Yes We Can is the best thing that has ever happened to me. Not only did it save my life, but it also made me feel that my life is worth saving. Close to a year later, I am now an Amateur IRONMAN® age group long-distance triathlete. I quit smoking, I eat healthily, and besides all these practical life changes, I have finally developed a bond with my mother. It’s a bond of love and trust, and I also have this bond with my brother. These things are priceless. I’m currently finishing off my last year of high school and I’m going to apply for a Bachelor’s Degree in International Business Administration.
Recovery has its ups and downs: it took me a year to fully recover and gradually reintegrate into school. In less than a year, I have completely turned my life around. I have a grip on my life now. I have goals I’m working towards, and I love it!

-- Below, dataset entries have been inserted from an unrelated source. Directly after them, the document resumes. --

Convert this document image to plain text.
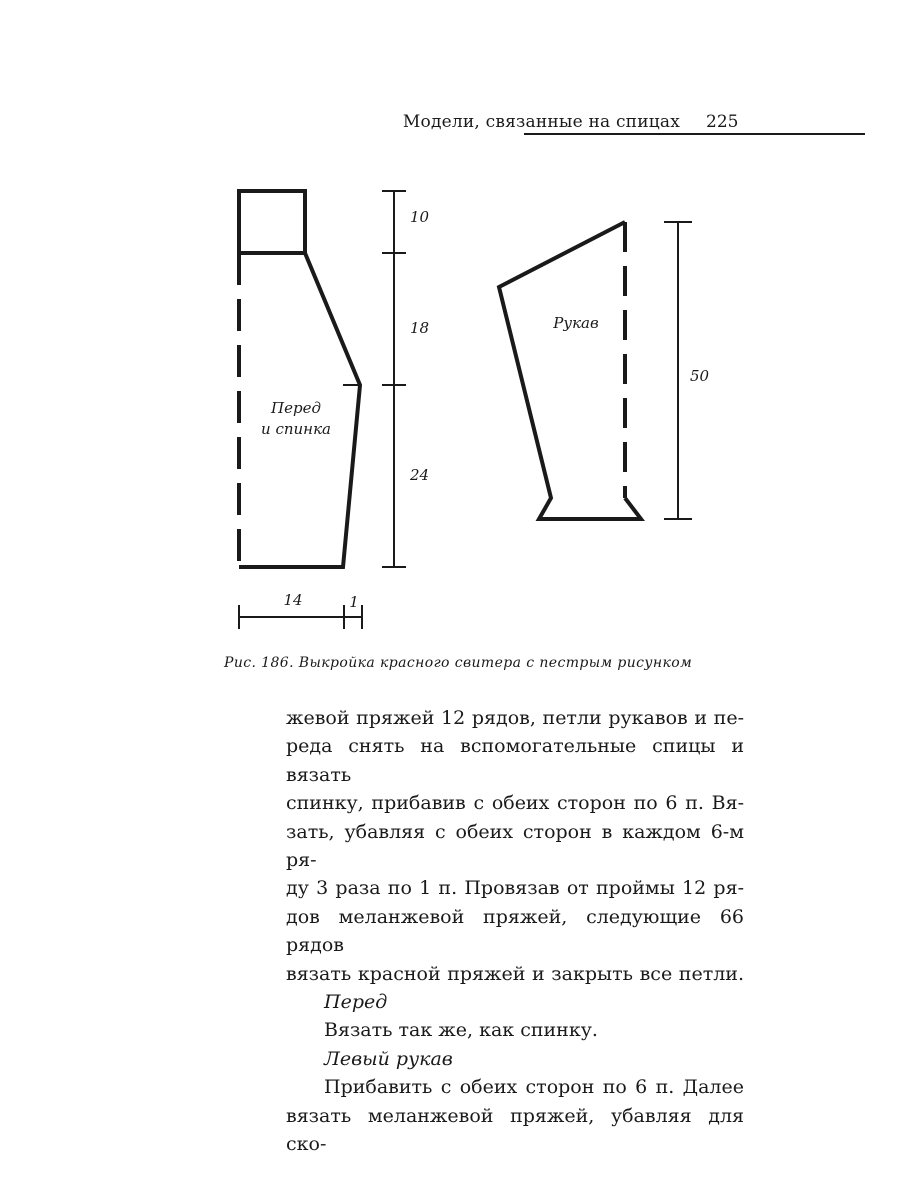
Модели, связанные на спицах 225
Перед
и спинка
10
18
24
14	1
Рукав
50
Рис. 186. Выкройка красного свитера с пестрым рисунком

жевой пряжей 12 рядов, петли рукавов и пе-

реда снять на вспомогательные спицы и вязать

спинку, прибавив с обеих сторон по 6 п. Вя-

зать, убавляя с обеих сторон в каждом 6-м ря-

ду 3 раза по 1 п. Провязав от проймы 12 ря-

дов меланжевой пряжей, следующие 66 рядов

вязать красной пряжей и закрыть все петли.

Перед

Вязать так же, как спинку.

Левый рукав

Прибавить с обеих сторон по 6 п. Далее

вязать меланжевой пряжей, убавляя для ско-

I want to add that I was never addicted to drugs, sex, or anything else. I was addicted to a good feeling, a feeling of oblivion and escape. And that feeling was what brought me from A to B: it let me forget about everything and it was an excuse to stay alive. But that feeling was never the problem, it was the solution: a temporary solution, a quick fix. Take away all the stimuli of a good feeling and you’re left with the problem— and that’s what I started to work on because if I don’t face the core of my issue, I will only slip back to where I once was. And I’m going to be frank: I’ve had plenty of good fun in the past, but if I’m really honest with myself, those were only the few hours when I was heavily under the influence of God knows what.
I tend to forget the dark times: times when I realised that I didn’t really have any friends, or when I made my mother cry, or when I failed yet another year at school. I’m never going to change until I look at myself in the mirror and be honest with myself. All it takes is one year of persistence!